La Terrasse

"La culture est une résistance à la distraction" Pasolini

Danse - Entretien

Boris Charmatz

Boris Charmatz - Critique sortie Danse
Crédit photo : Caroline Ablain Légende photo : Boris Charmatz

Publié le 10 novembre 2010

Le neutre comme force active

« On a défini comme relevant du Neutre toute inflexion qui esquive ou déjoue la structure paradigmatique, oppositionnelle, du sens, et vise par conséquent à la suspension des données conflictuelles du discours. » C’est ainsi que Roland Barthes, officiant au Collège de France en 1978, subjuguait les catégories préjugées et transformait la plate image du Neutre en valeur forte. Avec Levée des conflits, Boris Charmatz, directeur du Musée de la danse à Rennes, met en actes cette notion en un canon chorégraphique de vingt-quatre danseurs.

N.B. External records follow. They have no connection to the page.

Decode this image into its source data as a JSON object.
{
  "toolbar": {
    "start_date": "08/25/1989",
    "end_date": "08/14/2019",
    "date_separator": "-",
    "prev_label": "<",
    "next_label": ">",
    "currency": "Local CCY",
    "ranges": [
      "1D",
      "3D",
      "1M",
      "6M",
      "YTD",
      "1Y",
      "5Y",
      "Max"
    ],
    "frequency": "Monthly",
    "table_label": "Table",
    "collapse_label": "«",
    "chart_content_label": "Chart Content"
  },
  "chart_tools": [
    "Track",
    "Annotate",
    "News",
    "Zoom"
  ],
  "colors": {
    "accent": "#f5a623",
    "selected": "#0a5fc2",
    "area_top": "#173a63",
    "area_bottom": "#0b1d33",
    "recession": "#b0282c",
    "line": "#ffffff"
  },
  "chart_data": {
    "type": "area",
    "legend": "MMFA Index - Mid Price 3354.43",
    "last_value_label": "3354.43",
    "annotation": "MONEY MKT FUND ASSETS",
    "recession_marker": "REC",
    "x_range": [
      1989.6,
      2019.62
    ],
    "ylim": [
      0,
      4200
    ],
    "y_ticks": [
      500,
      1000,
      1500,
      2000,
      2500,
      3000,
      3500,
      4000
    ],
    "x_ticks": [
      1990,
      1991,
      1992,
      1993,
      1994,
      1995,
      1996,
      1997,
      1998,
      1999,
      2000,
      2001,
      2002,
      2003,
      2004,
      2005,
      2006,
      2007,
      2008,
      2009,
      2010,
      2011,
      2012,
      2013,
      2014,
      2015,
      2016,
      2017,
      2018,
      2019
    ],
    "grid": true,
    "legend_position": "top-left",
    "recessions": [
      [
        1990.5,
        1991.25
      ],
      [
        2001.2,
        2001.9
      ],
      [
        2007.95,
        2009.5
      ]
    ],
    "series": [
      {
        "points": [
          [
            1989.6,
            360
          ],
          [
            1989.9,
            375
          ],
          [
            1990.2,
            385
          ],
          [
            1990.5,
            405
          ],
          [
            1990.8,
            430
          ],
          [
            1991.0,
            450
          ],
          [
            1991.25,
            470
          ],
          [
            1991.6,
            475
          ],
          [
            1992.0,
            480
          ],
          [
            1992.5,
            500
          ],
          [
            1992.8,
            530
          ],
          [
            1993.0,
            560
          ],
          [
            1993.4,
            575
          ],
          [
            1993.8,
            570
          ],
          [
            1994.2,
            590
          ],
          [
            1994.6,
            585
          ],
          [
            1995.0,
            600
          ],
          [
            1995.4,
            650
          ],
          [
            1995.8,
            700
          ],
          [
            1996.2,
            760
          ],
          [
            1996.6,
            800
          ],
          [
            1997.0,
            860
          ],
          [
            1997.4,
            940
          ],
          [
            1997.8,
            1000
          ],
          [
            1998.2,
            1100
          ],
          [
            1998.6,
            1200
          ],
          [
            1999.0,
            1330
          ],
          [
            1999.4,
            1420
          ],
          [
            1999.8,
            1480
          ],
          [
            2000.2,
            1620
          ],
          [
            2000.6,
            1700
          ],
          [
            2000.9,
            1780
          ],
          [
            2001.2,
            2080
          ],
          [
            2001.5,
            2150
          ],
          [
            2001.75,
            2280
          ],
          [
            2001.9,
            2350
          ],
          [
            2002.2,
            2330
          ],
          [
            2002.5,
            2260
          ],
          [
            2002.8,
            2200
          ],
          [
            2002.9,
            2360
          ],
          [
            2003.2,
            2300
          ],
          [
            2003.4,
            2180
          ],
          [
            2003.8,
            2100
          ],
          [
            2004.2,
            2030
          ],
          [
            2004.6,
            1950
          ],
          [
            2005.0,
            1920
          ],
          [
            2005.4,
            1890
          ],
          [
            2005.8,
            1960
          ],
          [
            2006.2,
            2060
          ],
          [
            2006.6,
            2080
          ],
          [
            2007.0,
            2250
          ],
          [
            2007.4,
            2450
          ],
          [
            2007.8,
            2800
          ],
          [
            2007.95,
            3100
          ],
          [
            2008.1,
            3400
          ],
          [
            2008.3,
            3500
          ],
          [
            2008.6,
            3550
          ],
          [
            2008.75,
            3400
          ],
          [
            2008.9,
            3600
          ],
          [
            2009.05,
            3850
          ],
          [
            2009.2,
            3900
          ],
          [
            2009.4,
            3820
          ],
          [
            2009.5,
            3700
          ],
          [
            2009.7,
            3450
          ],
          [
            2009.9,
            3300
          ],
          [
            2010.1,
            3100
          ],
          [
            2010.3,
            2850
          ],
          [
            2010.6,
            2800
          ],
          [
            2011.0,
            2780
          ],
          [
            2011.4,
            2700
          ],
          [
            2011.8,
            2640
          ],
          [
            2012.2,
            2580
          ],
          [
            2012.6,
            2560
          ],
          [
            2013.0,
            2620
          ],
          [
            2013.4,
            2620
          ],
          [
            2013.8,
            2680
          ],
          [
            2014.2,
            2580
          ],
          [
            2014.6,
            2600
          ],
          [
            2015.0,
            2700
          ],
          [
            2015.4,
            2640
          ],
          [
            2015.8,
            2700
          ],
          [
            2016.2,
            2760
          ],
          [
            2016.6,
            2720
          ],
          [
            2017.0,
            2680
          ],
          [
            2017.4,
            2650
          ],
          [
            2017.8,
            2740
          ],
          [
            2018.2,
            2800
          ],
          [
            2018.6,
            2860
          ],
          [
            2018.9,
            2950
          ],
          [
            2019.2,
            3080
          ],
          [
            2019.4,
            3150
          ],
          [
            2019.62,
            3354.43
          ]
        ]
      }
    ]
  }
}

 « Ce paradoxe entre la mobilité et la sensation d’immobilité de l’ensemble (…) m’intéresse. »
 
De quels conflits s’agit-il ici ?
Boris Charmatz : Dans ses leçons, Roland Barthes définit le neutre comme le « désir de la levée des confits ». J’ai trouvé dans son approche un écho à la recherche que je menais sur une « chorégraphie immobile », sur ce que serait une installation de danse, sans début ni fin, dégagée des formats du spectacle, sorte de ronde de mouvements, sans cesse tournoyante mais qui pourtant ne progresse pas. Ce paradoxe entre la mobilité et la sensation d’immobilité de l’ensemble, comme les vagues se fondant dans l’immensité étale de la mer, m’intéresse.
 
Le conflit constitue classiquement l’un des moteurs du drame théâtral. Une installation appelle une dramaturgie particulière. Quel regard cherchez-vous à convoquer chez le spectateur ?
B. C. : Cette pièce travaille plus les nuances que les contrastes ou les tensions, plus les transitions que les oppositions franches. Elle fonctionne comme un canon chorégraphique : les vingt-quatre danseurs effectuent vingt-cinq mouvements tour à tour. Les gestes se forment peu à peu et finissement par s’imbriquer les uns dans les autres parce que nous oscillons de l’un à l’autre. Nous quittons un mouvement très progressivement pour entrer dans le suivant de manière tout aussi progressive. De fait, toutes les parties de la chorégraphie sont visibles en permanence simultanément. Au début, je croyais que les mouvements oscillants seraient légers, souples, petits, non fatigants. En réalité, durant les trois semaines de répétions à Rennes, nous avons développé collectivement des oscillations extrêmes, très physiques. La répétition, les jeux de balancier, les allers-retours, l’oscillation, la dépense énergétique produisent un peu l’effet d’une drogue sur le cerveau. Levée des conflits ressemble finalement davantage à une transe, tout en s’appuyant sur un travail formel, extrêmement précis et complexe dans les placements, les actions, le rythme. Cette pièce a des résonances politiques, sociales, historiques évidentes et sans doute finalement est-ce la plus dansée, au sens classique, que j’ai faite !
 
La position neutre et l’engagement politique posent deux termes a priori plutôt opposés. Comment les reliez-vous ?
B. C. : Barthes explique que le neutre est sa manière de chercher à être en phase avec les luttes politiques de son temps. Par nature, j’aime les contrastes, les confrontations. Le neutre me paraissait une recherche vaine, car l’individu est toujours dans un contexte, coloré par l’environnement et les gens. Mais Barthes tourne autour de ce qu’il définit comme le neutre et évoque en fait le désir de neutre. C’est cette tentative qui fait écho en moi. Par ailleurs, réaliser aujourd’hui une pièce avec vingt-quatre danseurs affirme un positionnement, car c’est une démarche artistique mais aussi un choix économique fou aujourd’hui ! Le neutre désignerait ce désir de trouver un endroit où la société peut s’épanouir dans un système collectif.
 
Entretien réalisé par Gwénola David


Levée des conflits, conception de Boris Charmatz. du 26 au 28 novembre 2010, à 20h30, sauf dimanche à 15h, dans le cadre du Festival d’Automne à Paris. Théâtre de la Ville, place du Châtelet, 75004 Paris. Rens. 01 42 74 22 77 et www.theatredelaville-paris.com.